Leader election in Go using the Consul KV: Part 2

In Part 1 we look at Consul, the Consul KV, and how to create, renew and track sessions in Consul with an encapsulation that we created called the session keeper. In Part 2 we are going to use sessions to acquire and release exclusive locks on KVs in order to elect a leader in a round of leader election.

This topic is for educational purposes and is not a guideline or reference implementation for how to implement a leader election algorithm suitable for use in the real world, please use github.com/hashicorp/consul/api#Lock instead.

Declaration

None of the code in the examples below has been tested or is safe for use outside this website. Use other than for educational purposes is forbidden and use of any of the code below is at own risk. Please use github.com/hashicorp/consul/api#Lock instead.

Exclusive locks

Locks are a synchronization primitive that serialize access to some shared resource. There are two kinds of lock: a shared lock and an exclusive lock. A shared lock is a lock that can be acquired by multiple processes at the same time and is often used when multiple processes want to read a shared resource without mutating it. In order to mutate a shared resource we need an exclusive lock.

An exclusive lock is a lock in which at most one process at a time can mutate a shared resource. Without an exclusive lock the operations of multiple concurrent processes can interleave such that we end up with an inconsistent state or undefined behavior.

We can use the acquire and release operations in Consul to acquire an exclusive lock on a key in the KV. When multiple processes attempt to hold an exclusive lock on a key at most one process can hold the lock at any one time and we call the process that has acquired the lock the leader. The leader can forfeit its position as leader by releasing the lock or it be can expelled by having its session invalidated.

Let's now start to write some code that can acquire and release a lock in the Consul KV. We will create a struct called Lock that is responsible for acquiring and releasing a distributed lock on a key called "lock" in the Consul KV.

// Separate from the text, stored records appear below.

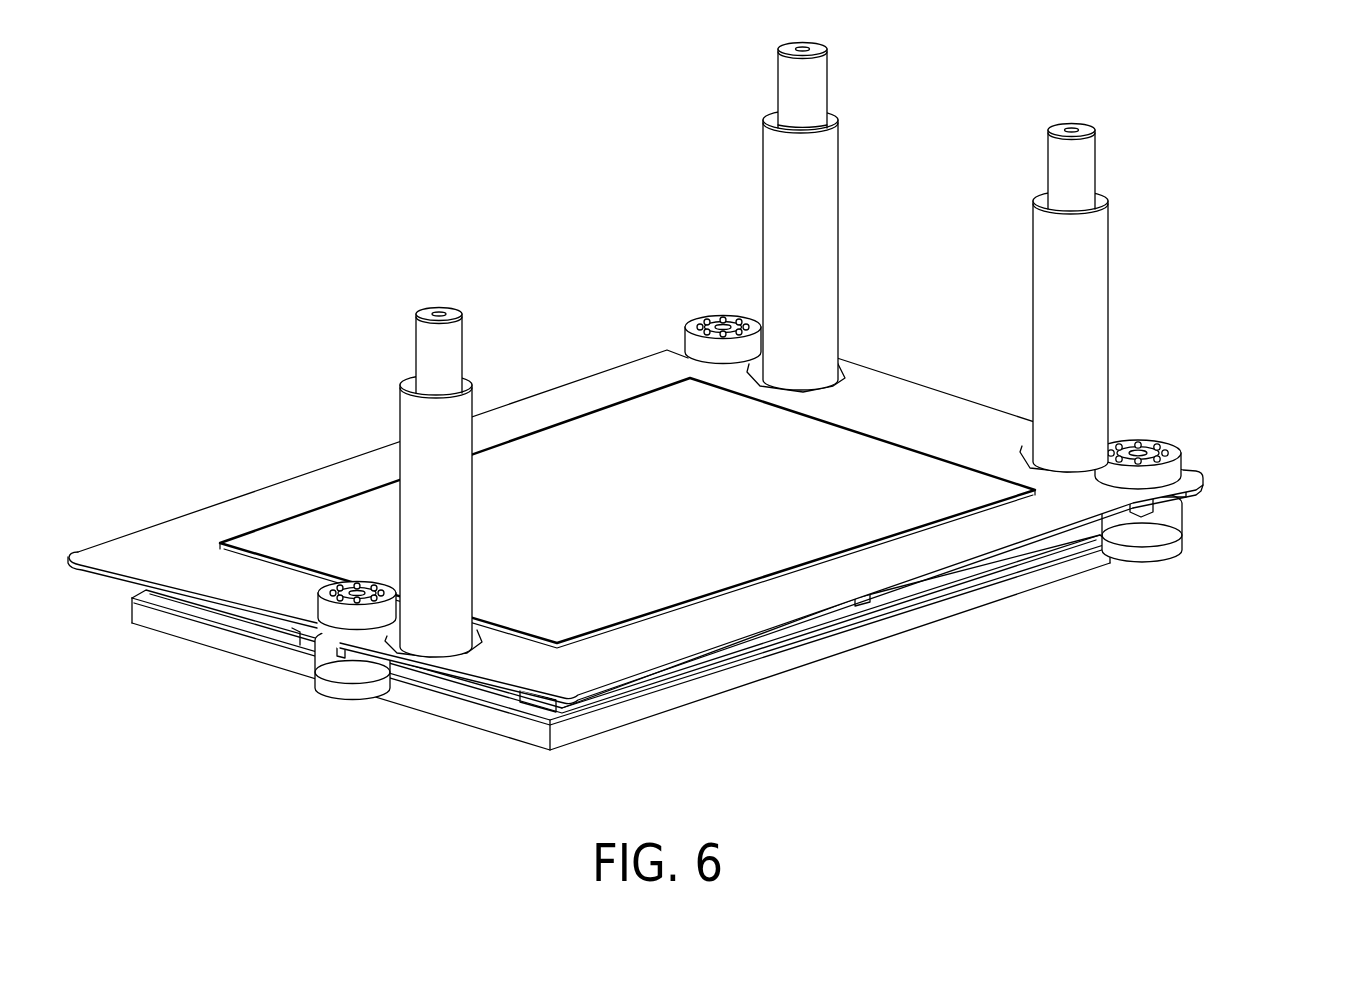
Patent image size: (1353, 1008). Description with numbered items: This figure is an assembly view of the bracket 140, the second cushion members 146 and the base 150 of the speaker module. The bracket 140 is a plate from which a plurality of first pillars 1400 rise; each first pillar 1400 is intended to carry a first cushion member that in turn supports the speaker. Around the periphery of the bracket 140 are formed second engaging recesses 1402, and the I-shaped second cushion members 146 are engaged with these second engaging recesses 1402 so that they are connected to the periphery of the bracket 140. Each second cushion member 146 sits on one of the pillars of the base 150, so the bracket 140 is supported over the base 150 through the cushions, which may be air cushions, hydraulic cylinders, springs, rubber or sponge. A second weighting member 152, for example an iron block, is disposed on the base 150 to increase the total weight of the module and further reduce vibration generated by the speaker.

The bracket 140 is at (568, 382).
The first pillars 1400 is at (1107, 322).
The second cushion members 146 is at (1175, 440).
The second engaging recesses 1402 is at (1180, 491).
The base 150 is at (1020, 593).
The second weighting member 152 is at (735, 648).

// Lock is responsible for acquiring and releasing a single lock.
type Lock struct {
    kv      *api.KV
    session *SessionKeeper
}

func NewLock(kv *api.KV, session *SessionKeeper) *Lock {
    return &Lock{
        kv:      kv,
        session: session,
    }
}

The first function we will write is the Acquire function to acquire the lock. It should return true and a blocking channel if the lock is acquired, false and a nil channel if the lock is held, or an error if something unexpected happened. The blocking channel is closed when the lock is released either because the process has forfeit its position as leader or its session has been invalidated.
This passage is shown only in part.